Unfortunately, there is little reported evidence describing the results of spinal surgery in NMS into adulthood. Patients who achieve and maintain spinal balance regardless of whether they are fused to the pelvis or not are expected to have the most satisfactory results as adults. Achieving and maintaining balance is more likely with a fusion to the pelvis, at the cost of potentially higher short-term complications as reported by several studies. Whether or not a fusion to the pelvis impacts ambulatory status into adulthood compared with a fusion short of the pelvis is not known.

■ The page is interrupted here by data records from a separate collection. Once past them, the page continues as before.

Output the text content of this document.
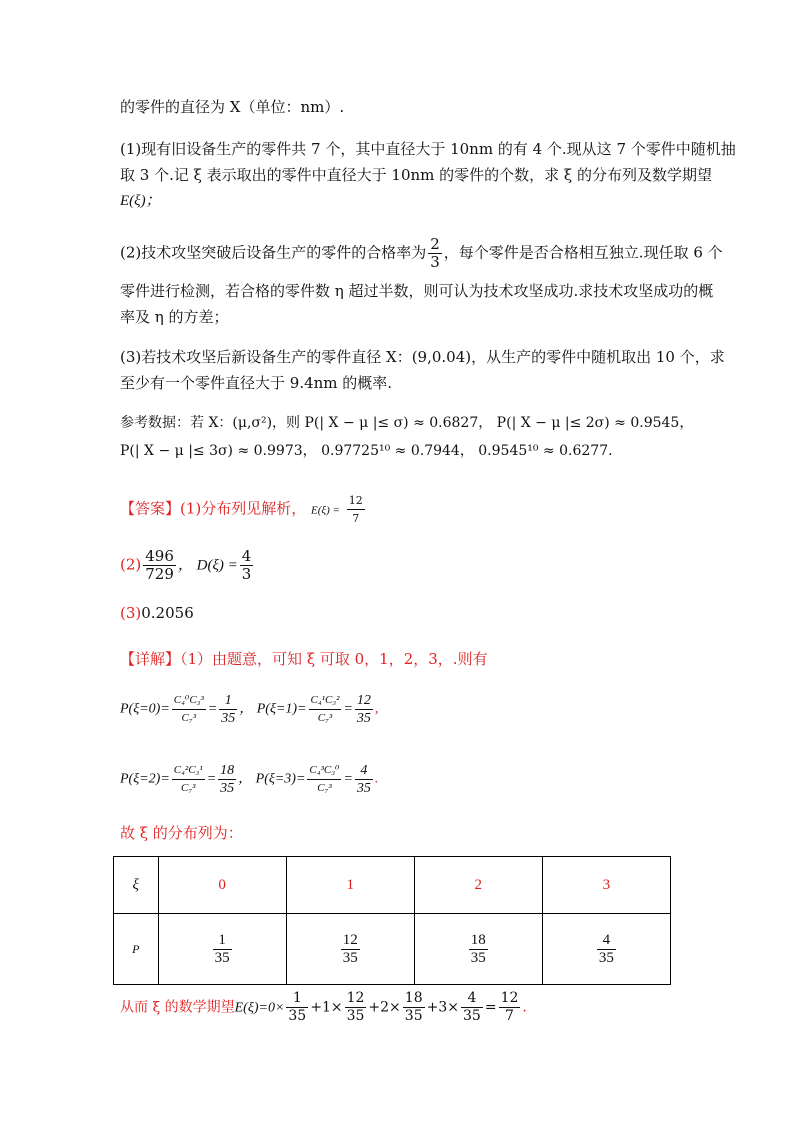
的零件的直径为 X（单位：nm）.
(1)现有旧设备生产的零件共 7 个，其中直径大于 10nm 的有 4 个.现从这 7 个零件中随机抽
取 3 个.记 ξ 表示取出的零件中直径大于 10nm 的零件的个数，求 ξ 的分布列及数学期望
E(ξ)；
(2)技术攻坚突破后设备生产的零件的合格率为 $\frac{2}{3}$ ，每个零件是否合格相互独立.现任取 6 个
零件进行检测，若合格的零件数 η 超过半数，则可认为技术攻坚成功.求技术攻坚成功的概
率及 η 的方差；
(3)若技术攻坚后新设备生产的零件直径 X：(9,0.04)，从生产的零件中随机取出 10 个，求
至少有一个零件直径大于 9.4nm 的概率.
参考数据：若 X：(μ,σ²)，则 P(| X − μ |≤ σ) ≈ 0.6827， P(| X − μ |≤ 2σ) ≈ 0.9545，
P(| X − μ |≤ 3σ) ≈ 0.9973， 0.97725¹⁰ ≈ 0.7944， 0.9545¹⁰ ≈ 0.6277.
【答案】(1)分布列见解析， $E(\xi) = \frac{12}{7}$
$(2) \frac{496}{729}$ ， $D(\xi) = \frac{4}{3}$
(3)0.2056
【详解】（1）由题意，可知 ξ 可取 0，1，2，3，.则有
$P(\xi=0)= \frac{\text{C₄⁰C₃³}}{\text{C₇³}} = \frac{1}{35}$ ， $P(\xi=1)= \frac{\text{C₄¹C₃²}}{\text{C₇³}} = \frac{12}{35}$ ,
$P(\xi=2)= \frac{\text{C₄²C₃¹}}{\text{C₇³}} = \frac{18}{35}$ ， $P(\xi=3)= \frac{\text{C₄³C₃⁰}}{\text{C₇³}} = \frac{4}{35}$ .
故 ξ 的分布列为：
ξ	0	1	2	3
P	$\frac{1}{35}$	$\frac{12}{35}$	$\frac{18}{35}$	$\frac{4}{35}$
从而 ξ 的数学期望$E(\xi)=0\times \frac{1}{35} +1\times \frac{12}{35} +2\times \frac{18}{35} +3\times \frac{4}{35} = \frac{12}{7}$ .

All decision making should be shared with the family of the affected patient weighing the pros and cons of each approach as described. Given its improved safety profile, we consider fusion to the lower lumbar spine in minimally ambulatory patients with NMS who have adequate head control in the absence of any pre-existing hip subluxation or dislocation when PO <15 degrees (Table 2). Fusion to the pelvis is recommended in patients who do not meet these criteria. Based on the best available evidence, we believe this approach maximizes the quality and safety of spinal deformity correction in patients with NMS.

TABLE 2.

Specific Considerations for Fusion to Lumbar Spine Versus Pelvis in the Patients With Minimally Ambulatory Neuromuscular Scoliosis

Relative indications for fusion to lumbar level
 Pelvic obliquity <15 degrees
 Presence of adequate head control
Relative contraindications
 Pelvic obliquity >15 degrees
 Hip subluxation or dislocation (or at high risk for hip subluxation, ie, patient with cerebral palsy with high head-shaft angle and elevated Tonnis angle)

Acknowledgments

All other authors have nothing to disclose. No external funding received for this work.

S.G. reports other from ACI Clinical, other from Medtronic, other from Nuvasive, grants and other from Pediatric Orthopaedic Society of North America, grants and other from Scoliosis Research Society, other from US News and World Report Best Children’s Hospitals Orthopedics Working Group, outside the submitted work. The remaining authors declare no conflicts of interest.